Ultimately, because of the complexities of compartment syndrome, he could never fully recover the power in his leg, a basic requirement for any rugby player, especially a front-row forward.

“In fairness, Leinster were very good to me. I had signed a two-year contract that summer. They could have gotten out of it after six months. Instead, they honoured the contract and gave me a full 18 months to do what I could to get back.

“It was lonely. It was deeply frustrating when it became more and more evident that, no matter how hard I worked, I just wasn’t getting the returns I needed.

“I was being advised by surgeons and other people that I wasn’t going to recover.

“The Leinster doctor at the time, Professor Arthur Tanner, was very good to me throughout the process and we stayed close friends until his sad passing in 2017.

“He estimated I had a slight, maybe five per cent, chance of getting back. He was the only one to provide a light at the end of a tunnel. That kept me going for a while.”

Another new coach Declan Kidney was the man to tell Niall his contract would not be extended.

“I didn’t want to look back and wonder why I didn’t do everything I could to get back. That was my thinking.”

On the back of Arthur’s advice, it took Niall to Coventry in the English Championship to play regularly to see what level he could reach with game time.

“Soon enough, I realised I wasn’t making the progress I needed even though I was sending videos of my game home.”

In the end, the IRFU’s technical expert Stephen Aboud, who he was very close with, got in touch to let Niall know he was way off where he had been and way off where he needed to be.

“I guess I just needed someone I respected to tell me what I already knew deep down. That was it. That was the end. The dream was over.”

At that time, the players’ union was in its infancy. It was the support of family, his parents’ emphasis on education, that gave Niall a head start, completing his Bachelor of Commerce from UCD, prior to commencing his first professional contract and his accountancy exams, after getting injured, in time to join NCB Stockbrokers as an assistant portfolio manager.

He has since upskilled with an MBA from the UCD Smurfit Business School and stayed in the same industry, rising to be a Senior Portfolio Manager at Brewin Dolphin Ireland as well as leading a team of investment managers across the business.

“I quickly found that there were a number of transferable skills from rugby into the business world,” he adds.

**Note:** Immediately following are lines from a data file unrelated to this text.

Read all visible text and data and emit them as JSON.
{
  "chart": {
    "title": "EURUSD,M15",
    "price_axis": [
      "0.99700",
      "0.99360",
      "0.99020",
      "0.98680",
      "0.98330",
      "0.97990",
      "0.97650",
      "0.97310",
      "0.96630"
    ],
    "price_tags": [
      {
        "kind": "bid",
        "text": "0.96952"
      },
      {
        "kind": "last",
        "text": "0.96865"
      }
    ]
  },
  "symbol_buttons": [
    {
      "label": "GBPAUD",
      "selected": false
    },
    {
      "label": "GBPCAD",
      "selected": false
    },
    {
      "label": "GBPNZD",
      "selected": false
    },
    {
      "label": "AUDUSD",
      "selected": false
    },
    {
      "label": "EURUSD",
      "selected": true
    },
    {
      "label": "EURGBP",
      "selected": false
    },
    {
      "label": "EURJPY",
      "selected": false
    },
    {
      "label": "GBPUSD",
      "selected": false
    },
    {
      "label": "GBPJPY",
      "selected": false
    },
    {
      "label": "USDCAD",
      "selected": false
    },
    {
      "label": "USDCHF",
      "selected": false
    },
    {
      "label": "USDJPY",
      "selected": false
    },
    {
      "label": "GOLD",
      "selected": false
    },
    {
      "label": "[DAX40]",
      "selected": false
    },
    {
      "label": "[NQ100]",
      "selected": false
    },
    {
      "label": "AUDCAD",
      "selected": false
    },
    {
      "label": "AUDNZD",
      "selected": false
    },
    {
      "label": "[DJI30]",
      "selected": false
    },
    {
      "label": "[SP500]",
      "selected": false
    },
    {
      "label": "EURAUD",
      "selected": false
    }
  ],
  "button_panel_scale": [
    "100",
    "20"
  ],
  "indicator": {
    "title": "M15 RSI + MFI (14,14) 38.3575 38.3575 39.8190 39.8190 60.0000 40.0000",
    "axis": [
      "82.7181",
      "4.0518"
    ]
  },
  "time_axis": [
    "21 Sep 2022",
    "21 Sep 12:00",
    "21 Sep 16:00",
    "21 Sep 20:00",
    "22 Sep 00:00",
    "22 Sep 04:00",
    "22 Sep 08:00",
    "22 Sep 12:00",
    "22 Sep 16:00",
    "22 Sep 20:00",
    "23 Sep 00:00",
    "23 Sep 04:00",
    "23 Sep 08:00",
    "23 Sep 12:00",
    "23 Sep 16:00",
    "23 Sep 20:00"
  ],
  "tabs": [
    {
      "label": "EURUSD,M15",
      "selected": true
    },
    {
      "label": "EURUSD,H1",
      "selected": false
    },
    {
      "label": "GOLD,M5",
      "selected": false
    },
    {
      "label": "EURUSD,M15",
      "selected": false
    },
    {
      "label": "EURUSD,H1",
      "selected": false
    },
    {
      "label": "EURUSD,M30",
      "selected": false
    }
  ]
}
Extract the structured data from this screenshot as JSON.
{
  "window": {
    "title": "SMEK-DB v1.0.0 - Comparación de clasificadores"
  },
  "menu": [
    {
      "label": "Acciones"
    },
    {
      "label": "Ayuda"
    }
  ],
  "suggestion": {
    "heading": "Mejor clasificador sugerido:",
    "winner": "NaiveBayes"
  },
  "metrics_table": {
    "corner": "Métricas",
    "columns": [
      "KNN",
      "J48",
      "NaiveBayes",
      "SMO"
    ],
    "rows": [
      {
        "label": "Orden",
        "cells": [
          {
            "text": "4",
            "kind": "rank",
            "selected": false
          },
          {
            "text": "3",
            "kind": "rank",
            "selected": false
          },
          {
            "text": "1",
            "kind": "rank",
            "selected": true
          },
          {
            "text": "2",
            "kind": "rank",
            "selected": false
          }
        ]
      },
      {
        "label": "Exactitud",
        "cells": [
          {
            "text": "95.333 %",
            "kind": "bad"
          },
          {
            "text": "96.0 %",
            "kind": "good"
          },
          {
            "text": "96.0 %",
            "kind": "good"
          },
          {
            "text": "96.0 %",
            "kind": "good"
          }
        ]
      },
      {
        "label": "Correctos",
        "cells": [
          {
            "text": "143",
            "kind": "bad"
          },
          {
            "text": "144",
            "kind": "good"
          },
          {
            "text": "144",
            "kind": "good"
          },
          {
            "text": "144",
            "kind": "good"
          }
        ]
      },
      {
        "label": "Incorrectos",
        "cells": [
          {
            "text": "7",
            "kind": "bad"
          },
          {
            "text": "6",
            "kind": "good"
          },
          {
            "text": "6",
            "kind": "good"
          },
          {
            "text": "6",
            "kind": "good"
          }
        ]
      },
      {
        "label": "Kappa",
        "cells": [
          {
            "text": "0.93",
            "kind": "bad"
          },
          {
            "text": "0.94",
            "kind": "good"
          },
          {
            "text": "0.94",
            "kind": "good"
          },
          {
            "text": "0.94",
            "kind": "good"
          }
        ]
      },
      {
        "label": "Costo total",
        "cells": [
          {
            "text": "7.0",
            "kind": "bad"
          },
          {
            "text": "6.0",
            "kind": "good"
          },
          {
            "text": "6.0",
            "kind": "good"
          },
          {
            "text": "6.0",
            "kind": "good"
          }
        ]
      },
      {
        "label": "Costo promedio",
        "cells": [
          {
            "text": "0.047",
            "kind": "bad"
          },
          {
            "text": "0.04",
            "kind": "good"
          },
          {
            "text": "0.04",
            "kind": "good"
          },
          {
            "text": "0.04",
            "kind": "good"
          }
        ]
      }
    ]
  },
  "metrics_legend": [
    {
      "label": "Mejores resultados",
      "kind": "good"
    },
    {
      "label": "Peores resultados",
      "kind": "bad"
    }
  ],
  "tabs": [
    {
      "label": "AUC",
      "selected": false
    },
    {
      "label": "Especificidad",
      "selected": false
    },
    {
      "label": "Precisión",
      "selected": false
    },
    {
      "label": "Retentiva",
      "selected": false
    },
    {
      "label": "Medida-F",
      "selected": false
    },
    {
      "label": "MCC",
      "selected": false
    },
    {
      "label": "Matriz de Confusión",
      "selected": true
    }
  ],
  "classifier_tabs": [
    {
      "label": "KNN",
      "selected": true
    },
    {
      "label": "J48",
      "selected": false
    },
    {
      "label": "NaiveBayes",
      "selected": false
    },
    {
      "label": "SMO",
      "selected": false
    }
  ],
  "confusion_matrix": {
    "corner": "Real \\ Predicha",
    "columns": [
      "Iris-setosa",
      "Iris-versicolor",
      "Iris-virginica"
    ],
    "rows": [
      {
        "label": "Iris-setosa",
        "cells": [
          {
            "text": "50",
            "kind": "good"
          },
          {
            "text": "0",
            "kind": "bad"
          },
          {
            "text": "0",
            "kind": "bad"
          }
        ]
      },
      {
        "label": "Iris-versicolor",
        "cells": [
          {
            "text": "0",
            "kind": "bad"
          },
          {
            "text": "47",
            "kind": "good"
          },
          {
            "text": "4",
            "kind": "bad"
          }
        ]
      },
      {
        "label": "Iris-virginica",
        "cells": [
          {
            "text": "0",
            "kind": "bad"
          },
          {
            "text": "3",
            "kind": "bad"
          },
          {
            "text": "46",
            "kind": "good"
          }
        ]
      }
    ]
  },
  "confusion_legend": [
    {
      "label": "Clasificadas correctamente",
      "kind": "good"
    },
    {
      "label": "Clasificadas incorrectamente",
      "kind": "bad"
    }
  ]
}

“One is having a high level of resilience, being able to roll with the punches. No matter what you do in life, you will have setbacks.

“More positively, people coming from professional team sports should have a high level of emotional intelligence, being able to deal with people, being able to lead people, knowing what makes different personalities tick.

“Aligned with a strong work ethic that you need to be successful in professional sport has served me very well in business too.

“I took a lot from my experience in the game in understanding how to motivate and empower people.”

Twenty years on from his debut, Niall took his older son John to his first Leinster match against Connacht in the United Rugby Championship match at the RDS last year.

The cycle of family life means he is ready to support his two boys whether coaching minis in Blackrock College RFC or taking them to watch the team for which he played.